Ces dix icônes à double face proviennent d'un ensemble de douze, dont chacune représente un mois de l'année. La minyeïa est un type d’icône servant de calendrier liturgique. Chaque jour de l'année est représenté par un ou plusieurs saints ou fêtes commémorés par l'église orthodoxe ce jour-là. Les minyeïas étaient très utilisées par les croyants orthodoxes pour suivre les fêtes religieuses tout au long de l'année. Ils sont l'équivalent visuel d'un calendrier liturgique. Dix mois de l’année sont présents ici, la première moitié du mois au recto et la deuxième au verso. Malheureusement, janvier et mars sont absents de cet ensemble.

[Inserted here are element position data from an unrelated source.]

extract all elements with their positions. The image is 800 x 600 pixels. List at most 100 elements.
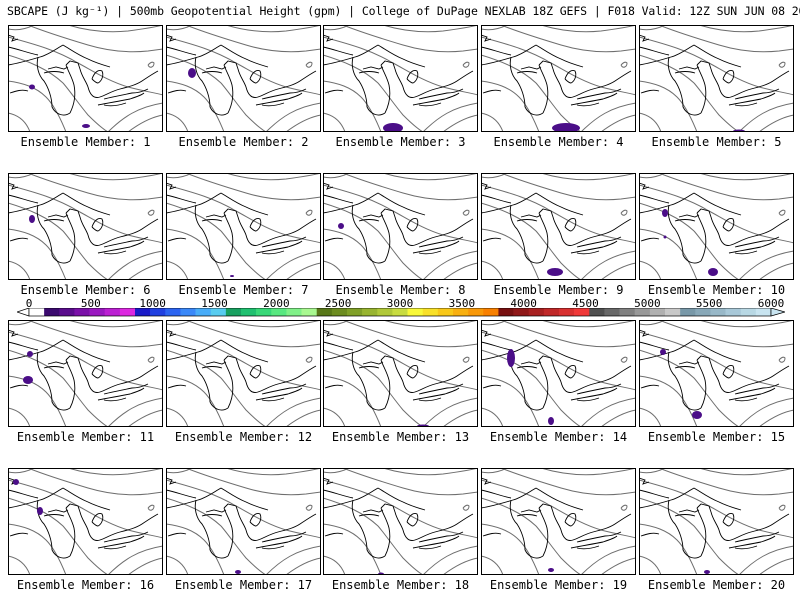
colorbar-swatch	[695, 308, 711, 316]
colorbar-swatch	[150, 308, 166, 316]
ensemble-member-label: Ensemble Member: 2	[178, 135, 309, 149]
ensemble-panel-15: Ensemble Member: 15	[639, 320, 794, 444]
cape-area-10-1	[662, 209, 668, 217]
colorbar-swatch	[286, 308, 302, 316]
ensemble-map-5	[639, 25, 794, 132]
colorbar-tick: 3000	[386, 297, 414, 310]
colorbar-swatch	[665, 308, 681, 316]
colorbar-swatch	[165, 308, 181, 316]
ensemble-panel-7: Ensemble Member: 7	[166, 173, 321, 297]
cape-area-7-1	[230, 275, 234, 277]
ensemble-map-10	[639, 173, 794, 280]
ensemble-map-12	[166, 320, 321, 427]
colorbar-swatch	[29, 308, 45, 316]
colorbar-swatch	[135, 308, 151, 316]
colorbar-tick: 4500	[572, 297, 599, 310]
ensemble-panel-2: Ensemble Member: 2	[166, 25, 321, 149]
colorbar-swatch	[407, 308, 424, 316]
ensemble-member-label: Ensemble Member: 5	[651, 135, 782, 149]
ensemble-panel-14: Ensemble Member: 14	[481, 320, 636, 444]
colorbar-swatch	[210, 308, 227, 316]
ensemble-map-4	[481, 25, 636, 132]
ensemble-member-label: Ensemble Member: 15	[647, 430, 786, 444]
ensemble-map-20	[639, 468, 794, 575]
ensemble-panel-4: Ensemble Member: 4	[481, 25, 636, 149]
ensemble-panel-3: Ensemble Member: 3	[323, 25, 478, 149]
ensemble-map-19	[481, 468, 636, 575]
cape-area-17-1	[235, 570, 241, 574]
ensemble-member-label: Ensemble Member: 17	[174, 578, 313, 592]
ensemble-member-label: Ensemble Member: 16	[16, 578, 155, 592]
colorbar-swatch	[437, 308, 454, 316]
cape-area-19-1	[548, 568, 554, 572]
ensemble-member-label: Ensemble Member: 6	[20, 283, 151, 297]
cape-area-11-2	[23, 376, 33, 384]
colorbar-tick: 1000	[139, 297, 166, 310]
cape-area-15-1	[660, 349, 666, 355]
map-title: SBCAPE (J kg⁻¹) | 500mb Geopotential Hei…	[7, 4, 800, 18]
ensemble-map-2	[166, 25, 321, 132]
colorbar-swatch	[74, 308, 90, 316]
ensemble-panel-9: Ensemble Member: 9	[481, 173, 636, 297]
colorbar-swatch	[619, 308, 636, 316]
ensemble-map-9	[481, 173, 636, 280]
colorbar-swatch	[513, 308, 530, 316]
cape-area-8-1	[338, 223, 344, 229]
colorbar-swatch	[574, 308, 590, 316]
colorbar-swatch	[301, 308, 318, 316]
colorbar-tick: 5000	[634, 297, 661, 310]
ensemble-panel-8: Ensemble Member: 8	[323, 173, 478, 297]
ensemble-member-label: Ensemble Member: 7	[178, 283, 309, 297]
cape-area-16-2	[37, 507, 43, 515]
cape-area-4-1	[552, 123, 580, 132]
colorbar-swatch	[362, 308, 378, 316]
colorbar-swatch	[331, 308, 348, 316]
colorbar-legend: 0 500 1000 1500 2000 2500 3000 3500 4000 4500 5000…	[17, 297, 785, 321]
ensemble-map-17	[166, 468, 321, 575]
colorbar-swatch	[225, 308, 242, 316]
cape-area-1-2	[82, 124, 90, 128]
cape-area-10-3	[663, 235, 667, 239]
cape-area-14-2	[548, 417, 554, 425]
colorbar-swatch	[377, 308, 393, 316]
colorbar-tick: 4000	[510, 297, 537, 310]
ensemble-panel-11: Ensemble Member: 11	[8, 320, 163, 444]
ensemble-member-label: Ensemble Member: 19	[489, 578, 628, 592]
colorbar-tick: 5500	[695, 297, 723, 310]
colorbar-swatch	[392, 308, 408, 316]
colorbar-tick: 3500	[448, 297, 476, 310]
colorbar-swatch	[59, 308, 75, 316]
colorbar-tick: 2500	[324, 297, 352, 310]
colorbar-swatch	[483, 308, 499, 316]
colorbar-swatch	[559, 308, 575, 316]
ensemble-member-label: Ensemble Member: 20	[647, 578, 786, 592]
colorbar-swatch	[710, 308, 726, 316]
cape-area-10-2	[708, 268, 718, 276]
ensemble-map-18	[323, 468, 478, 575]
colorbar-swatch	[241, 308, 257, 316]
colorbar-swatch	[498, 308, 514, 316]
ensemble-map-8	[323, 173, 478, 280]
ensemble-member-label: Ensemble Member: 14	[489, 430, 628, 444]
ensemble-member-label: Ensemble Member: 4	[493, 135, 624, 149]
ensemble-map-3	[323, 25, 478, 132]
ensemble-map-6	[8, 173, 163, 280]
colorbar-swatch	[422, 308, 439, 316]
colorbar-tick: 2000	[263, 297, 290, 310]
colorbar-swatch	[347, 308, 363, 316]
colorbar-swatch	[316, 308, 333, 316]
colorbar-swatch	[271, 308, 287, 316]
colorbar-swatch	[256, 308, 272, 316]
ensemble-member-label: Ensemble Member: 12	[174, 430, 313, 444]
colorbar-swatch	[180, 308, 196, 316]
colorbar-tick: 6000	[757, 297, 785, 310]
ensemble-member-label: Ensemble Member: 8	[335, 283, 466, 297]
ensemble-panel-16: Ensemble Member: 16	[8, 468, 163, 592]
ensemble-panel-20: Ensemble Member: 20	[639, 468, 794, 592]
cape-area-15-2	[692, 411, 702, 419]
colorbar-swatch	[44, 308, 60, 316]
cape-area-9-1	[547, 268, 563, 276]
ensemble-member-label: Ensemble Member: 10	[647, 283, 786, 297]
colorbar-tick: 0	[25, 297, 33, 310]
ensemble-panel-12: Ensemble Member: 12	[166, 320, 321, 444]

L’échelle réduite de cet ensemble indique qu'il aurait été utilisé dans un cadre personnel, la section courante du calendrier affichée sur un pupitre et retournée toutes les deux semaines. Il est à noter que le nom du mois est apposé plutôt grossièrement en haut de chaque icône. Il s’agit probablement d’un ajout ultérieur.
L’historique de cet ensemble d'icônes, ou plutôt de ses propriétaires, est clair, ce qui est rare. L’inscription « Ces minyeïas appartiennent à Dimitriy Andreevich Stroganov » figurant au bas de chacune nous indique qu'elles ont été commanditées par l’influente famille Stroganov. La famille Stroganov a joué un rôle politique et culturel important en Russie, du 15e siècle à la révolution, tirant sa fortune de l'extraction de sel et de minerai. Divers membres de cette famille aristocratique ont été mécènes, et leur influence a été telle que tout un style de peinture d’icône, connu sous le nom d’école Stroganov, s’est développé en réponse à leur goût. Les icônes de l'école Stroganov sont typiquement de petite taille, exquisément détaillées, et ont une gamme limitée de couleurs terreuses.
Les minyeïas exposées ici présentent les caractéristiques typiques de l'école Stroganov. Elles sont extraordinairement détaillées, et le talent du peintre est sans égal. Les dix icônes existantes de cet ensemble comportent environ 675 saints et scènes. Aucune figure ne dépasse 2 cm et demi, mais la griffe de l’artiste est aisément identifiable. Le musée a traduit les inscriptions qui surmontent chaque figure ou scène, et a ainsi identifié la grande majorité d'entre eux, à l’exception de quelques saints obscurs qui peuvent n’avoir eu qu'une importance locale.
Parmi les 675 saints et scènes, certains sujets sont particulièrement remarquables :
La vie de Sainte Marie d'Égypte se trouve dans la partie supérieure du recto de la minyeïa d'avril. Cette scène relativement grande comprend la rencontre de Sainte Marie avec le moine Zosime ainsi que l’épisode légendaire lors duquel un lion aide à creuser une tombe pour elle.
Saint Christophe à tête de chien, représenté sur la troisième rangée du recto de la minyeïa de mai, était un chrétien du IIIe siècle à la force légendaire et au visage défiguré. Il existe plusieurs théories sur les origines de la tête de chien. L'une d'elles repose sur une traduction erronée du terme latin « cananeus » (Cananéen) en « canin ».
On retrouve les sept conseils œcuméniques tout au long de l'ensemble. Ces scènes célèbrent les différents conciles qui ont défini la doctrine de l'église.